Journée chargée pour le PSG sur le front judiciaire. Le jour même où le club est condamné par les prud’hommes à verser près de 61 millions d’euros à son ancienne star Kylian Mbappé, le parquet de Versailles a requis un procès contre l’ex-attaquante du club Aminata Diallo, a appris l’AFP mardi 16 novembre, confirmant une information de l’Equipe.
L’internationale est soupçonnée d’avoir commandité l’agression de son ancienne coéquipière, la milieu de terrain Kheira Hamraoui, en 2021, sur fond de rivalité sportive.
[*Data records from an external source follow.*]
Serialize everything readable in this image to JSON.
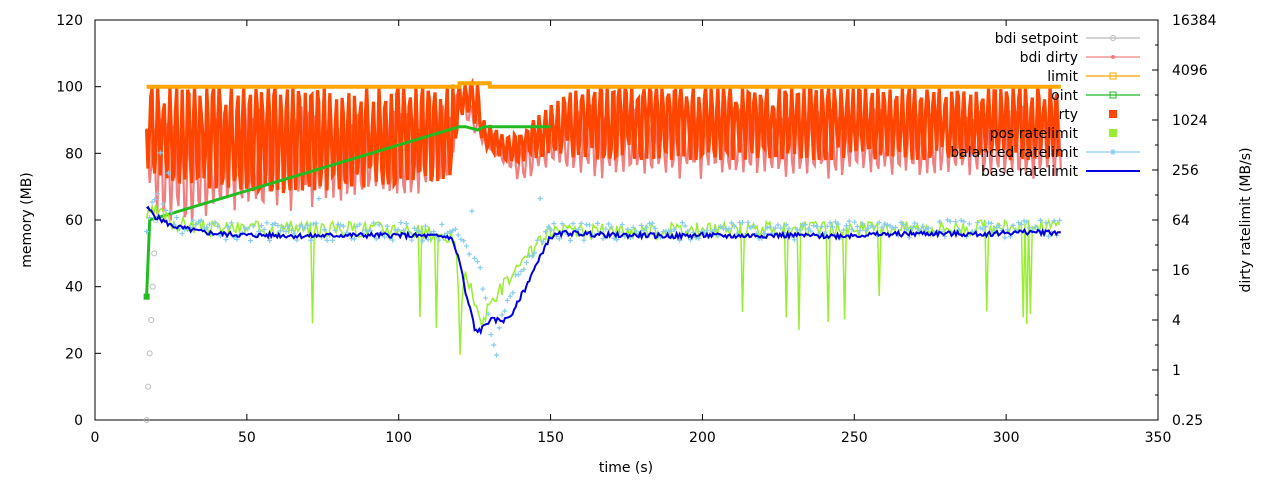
{
  "chart_data": {
    "type": "line",
    "xlabel": "time (s)",
    "ylabel": "memory (MB)",
    "y2label": "dirty ratelimit (MB/s)",
    "xlim": [
      0,
      350
    ],
    "ylim": [
      0,
      120
    ],
    "y2lim": [
      0.25,
      16384
    ],
    "y2scale": "log2",
    "x_ticks": [
      "0",
      "50",
      "100",
      "150",
      "200",
      "250",
      "300",
      "350"
    ],
    "y_ticks": [
      "0",
      "20",
      "40",
      "60",
      "80",
      "100",
      "120"
    ],
    "y2_ticks": [
      "0.25",
      "1",
      "4",
      "16",
      "64",
      "256",
      "1024",
      "4096",
      "16384"
    ],
    "legend_position": "top-right",
    "legend": [
      {
        "label": "bdi setpoint",
        "color": "#bbbbbb",
        "marker": "circle"
      },
      {
        "label": "bdi dirty",
        "color": "#f08080",
        "marker": "dot"
      },
      {
        "label": "limit",
        "color": "#ffa500",
        "marker": "square-open"
      },
      {
        "label": "setpoint",
        "color": "#22bb22",
        "marker": "square-open"
      },
      {
        "label": "dirty",
        "color": "#ff4500",
        "marker": "square-filled"
      },
      {
        "label": "pos ratelimit",
        "color": "#99ee33",
        "marker": "square-filled"
      },
      {
        "label": "balanced ratelimit",
        "color": "#88ccee",
        "marker": "star"
      },
      {
        "label": "base ratelimit",
        "color": "#0000dd",
        "marker": "line"
      }
    ],
    "legend_visible_labels": [
      "bdi setpoint",
      "bdi dirty",
      "limit",
      "oint",
      "rty",
      "pos ratelimit",
      "balanced ratelimit",
      "base ratelimit"
    ],
    "series": [
      {
        "name": "limit",
        "axis": "left",
        "x": [
          17,
          120,
          120,
          130,
          130,
          318
        ],
        "y": [
          100,
          100,
          101,
          101,
          100,
          100
        ]
      },
      {
        "name": "setpoint",
        "axis": "left",
        "x": [
          17,
          18,
          120,
          122,
          126,
          128,
          145,
          148,
          150
        ],
        "y": [
          37,
          60,
          88,
          88,
          87,
          88,
          88,
          88,
          88
        ]
      },
      {
        "name": "bdi setpoint",
        "axis": "left",
        "x": [
          17,
          17.5,
          18,
          18.5,
          19,
          19.5,
          20
        ],
        "y": [
          0,
          10,
          20,
          30,
          40,
          50,
          60
        ]
      },
      {
        "name": "base ratelimit",
        "axis": "right",
        "x": [
          17,
          20,
          25,
          30,
          35,
          40,
          50,
          60,
          70,
          80,
          90,
          100,
          110,
          117,
          120,
          122,
          125,
          127,
          130,
          135,
          138,
          142,
          146,
          150,
          155,
          160,
          170,
          180,
          190,
          200,
          210,
          220,
          230,
          240,
          250,
          260,
          270,
          280,
          290,
          300,
          310,
          318
        ],
        "y": [
          90,
          70,
          55,
          50,
          46,
          44,
          42,
          42,
          41,
          42,
          42,
          42,
          41,
          40,
          20,
          8,
          3,
          3,
          4,
          4,
          5,
          10,
          20,
          40,
          45,
          44,
          42,
          42,
          41,
          42,
          41,
          42,
          42,
          41,
          42,
          43,
          44,
          44,
          43,
          45,
          46,
          45
        ]
      },
      {
        "name": "dirty",
        "axis": "left",
        "band": {
          "x": [
            17,
            30,
            60,
            100,
            117,
            118,
            120,
            126,
            128,
            135,
            140,
            150,
            160,
            200,
            250,
            300,
            318
          ],
          "low": [
            75,
            70,
            68,
            70,
            72,
            78,
            92,
            88,
            82,
            78,
            77,
            80,
            78,
            78,
            78,
            78,
            78
          ],
          "high": [
            100,
            100,
            100,
            100,
            100,
            101,
            101,
            101,
            90,
            85,
            86,
            95,
            100,
            100,
            100,
            100,
            100
          ]
        }
      },
      {
        "name": "bdi dirty",
        "axis": "left",
        "band": {
          "x": [
            17,
            20,
            30,
            40,
            60,
            100,
            117,
            120,
            128,
            135,
            140,
            150,
            160,
            200,
            250,
            300,
            318
          ],
          "low": [
            70,
            60,
            55,
            60,
            62,
            65,
            70,
            92,
            82,
            75,
            70,
            76,
            72,
            72,
            72,
            72,
            72
          ],
          "high": [
            90,
            95,
            92,
            95,
            95,
            95,
            95,
            101,
            88,
            84,
            84,
            90,
            95,
            95,
            95,
            95,
            95
          ]
        }
      },
      {
        "name": "pos ratelimit",
        "axis": "right",
        "x": [
          17,
          20,
          25,
          30,
          40,
          50,
          100,
          118,
          120,
          122,
          126,
          128,
          132,
          136,
          140,
          145,
          150,
          200,
          250,
          300,
          318
        ],
        "y": [
          70,
          80,
          60,
          55,
          50,
          50,
          50,
          40,
          0.5,
          14,
          4,
          4,
          8,
          12,
          16,
          30,
          45,
          48,
          50,
          52,
          55
        ]
      },
      {
        "name": "balanced ratelimit",
        "axis": "right",
        "x": [
          17,
          20,
          25,
          30,
          40,
          50,
          100,
          118,
          122,
          126,
          128,
          130,
          132,
          136,
          140,
          145,
          150,
          200,
          250,
          300,
          318
        ],
        "y": [
          60,
          120,
          65,
          55,
          50,
          48,
          48,
          45,
          35,
          20,
          8,
          3,
          1.5,
          6,
          15,
          30,
          48,
          48,
          50,
          52,
          55
        ]
      }
    ]
  }
}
Le parquet a demandé qu’Aminata Diallo, qui évolue aujourd’hui en Arabie Saoudite, soit jugée pour complicité de violences volontaires aggravées – notamment en donnant les instructions pour commettre l’agression – et participation à un groupement en vue de la préparation d’un ou plusieurs délits.
«Bénéficiaire directe» et «commanditaire» de l’agression
Les faits sont les suivants : alors qu’elle rentrait d’un dîner d’équipe dans la voiture d’Aminata Diallo, Kheira Hamraoui, sélectionnée 42 fois en équipe de France, est agressée par deux hommes à Chatou (Yvelines). Ils la frappent à coups de barres de fer, notamment sur les jambes, le tout sous le regard d’Aminata Diallo, ceinturée par les assaillants. Les blessures de Kheira Hamraoui nécessiteront des points de suture et l’empêcheront notamment de disputer la rencontre de Ligue des champions qui oppose le PSG au Real Madrid le 9 novembre 2021.
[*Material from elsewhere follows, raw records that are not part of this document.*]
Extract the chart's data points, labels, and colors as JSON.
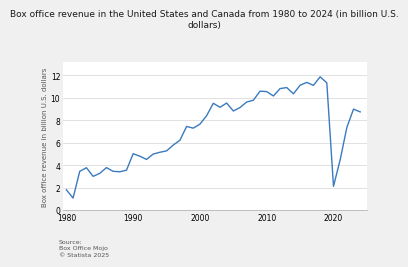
{
  "title": "Box office revenue in the United States and Canada from 1980 to 2024 (in billion U.S.\ndollars)",
  "ylabel": "Box office revenue in billion U.S. dollars",
  "years": [
    1980,
    1981,
    1982,
    1983,
    1984,
    1985,
    1986,
    1987,
    1988,
    1989,
    1990,
    1991,
    1992,
    1993,
    1994,
    1995,
    1996,
    1997,
    1998,
    1999,
    2000,
    2001,
    2002,
    2003,
    2004,
    2005,
    2006,
    2007,
    2008,
    2009,
    2010,
    2011,
    2012,
    2013,
    2014,
    2015,
    2016,
    2017,
    2018,
    2019,
    2020,
    2021,
    2022,
    2023,
    2024
  ],
  "values": [
    1.8,
    1.06,
    3.45,
    3.77,
    3.0,
    3.27,
    3.78,
    3.45,
    3.41,
    3.55,
    5.02,
    4.8,
    4.51,
    4.99,
    5.15,
    5.27,
    5.79,
    6.22,
    7.45,
    7.3,
    7.66,
    8.41,
    9.52,
    9.16,
    9.54,
    8.83,
    9.14,
    9.63,
    9.79,
    10.6,
    10.56,
    10.17,
    10.83,
    10.92,
    10.36,
    11.13,
    11.38,
    11.12,
    11.88,
    11.34,
    2.11,
    4.48,
    7.36,
    9.0,
    8.75
  ],
  "line_color": "#3a7abf",
  "bg_color": "#f0f0f0",
  "plot_bg_color": "#ffffff",
  "yticks": [
    0,
    2,
    4,
    6,
    8,
    10,
    12
  ],
  "ylim": [
    0,
    13.2
  ],
  "xlim": [
    1979.5,
    2025
  ],
  "xtick_positions": [
    1980,
    1990,
    2000,
    2010,
    2020
  ],
  "source_text": "Source:\nBox Office Mojo\n© Statista 2025",
  "title_fontsize": 6.5,
  "ylabel_fontsize": 5.0,
  "tick_fontsize": 5.5,
  "source_fontsize": 4.5
}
Après l’agression de la milieu de terrain, une information judiciaire est ouverte pour association de malfaiteurs et violences aggravées. Quatre hommes sont interpellés et finissent, en septembre 2022, par mettre en cause Aminata Diallo. La joueuse sera placée en détention provisoire puis libérée sous contrôle judiciaire. L’enquête est ensuite élargie pour escroquerie en bande organisée en raison de suspicions d’agissements dans l’entourage d’Aminata Diallo, délit pour lequel le parquet a requis un non-lieu.
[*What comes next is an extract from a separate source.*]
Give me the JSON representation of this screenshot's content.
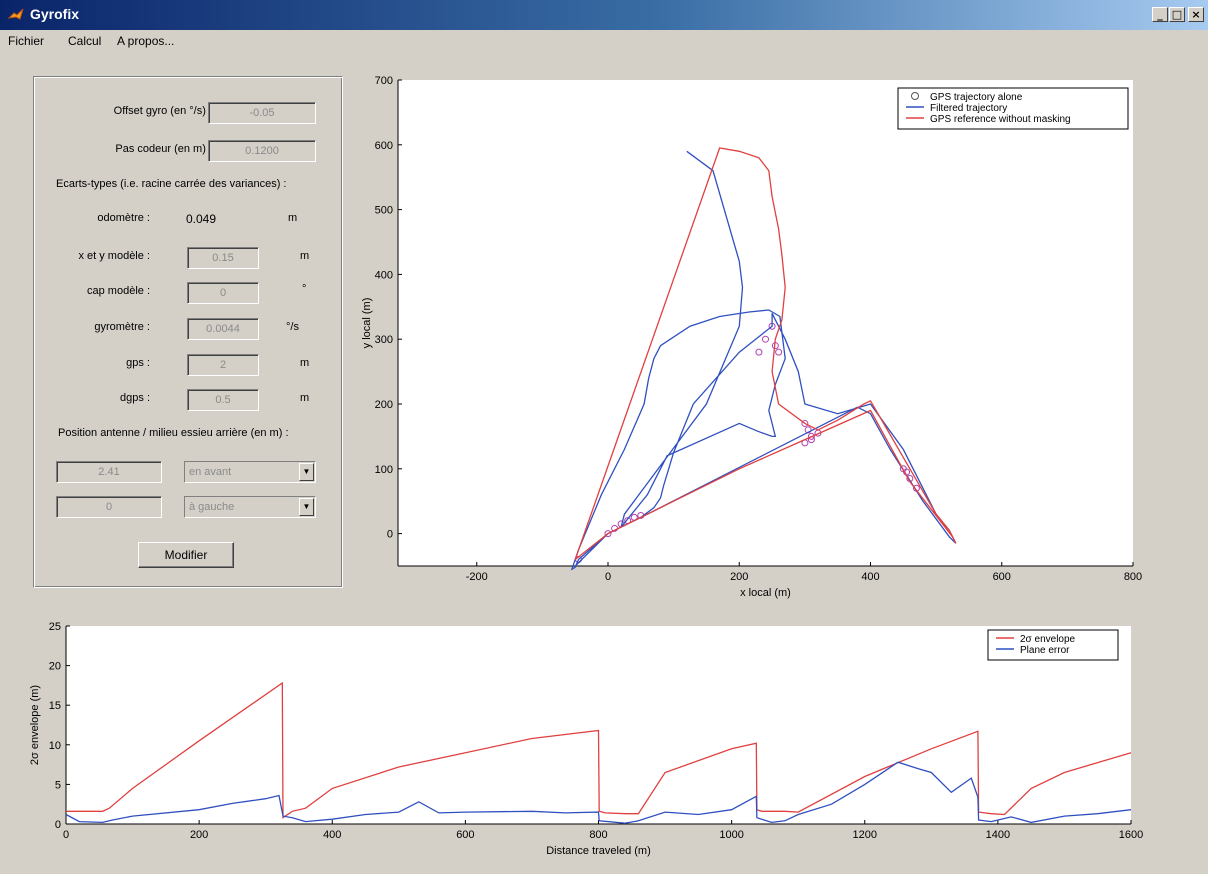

Aminata Diallo «apparaît comme la bénéficiaire directe de l’agression physique de sa coéquipière», a détaillé le parquet de Versailles ce mardi 16 décembre, qualifiant l’ancienne milieu du PSG de «commanditaire» de l’agression. Un procès devant le tribunal correctionnel est également requis contre six autres personnes, dont César Mavacala, conseiller sportif de plusieurs joueuses parisiennes et proche d’Aminata Diallo. «Ces réquisitions sont un écran de fumée», ont réagi auprès de l’AFP Romain Ruiz, Mourad Battikh et Chloé Redon, qui défendent la joueuse accusée. «Aminata Diallo n’a pas commis ces faits et nous le démontrerons, quels que soient les artifices de l’accusation», ajoutent-ils.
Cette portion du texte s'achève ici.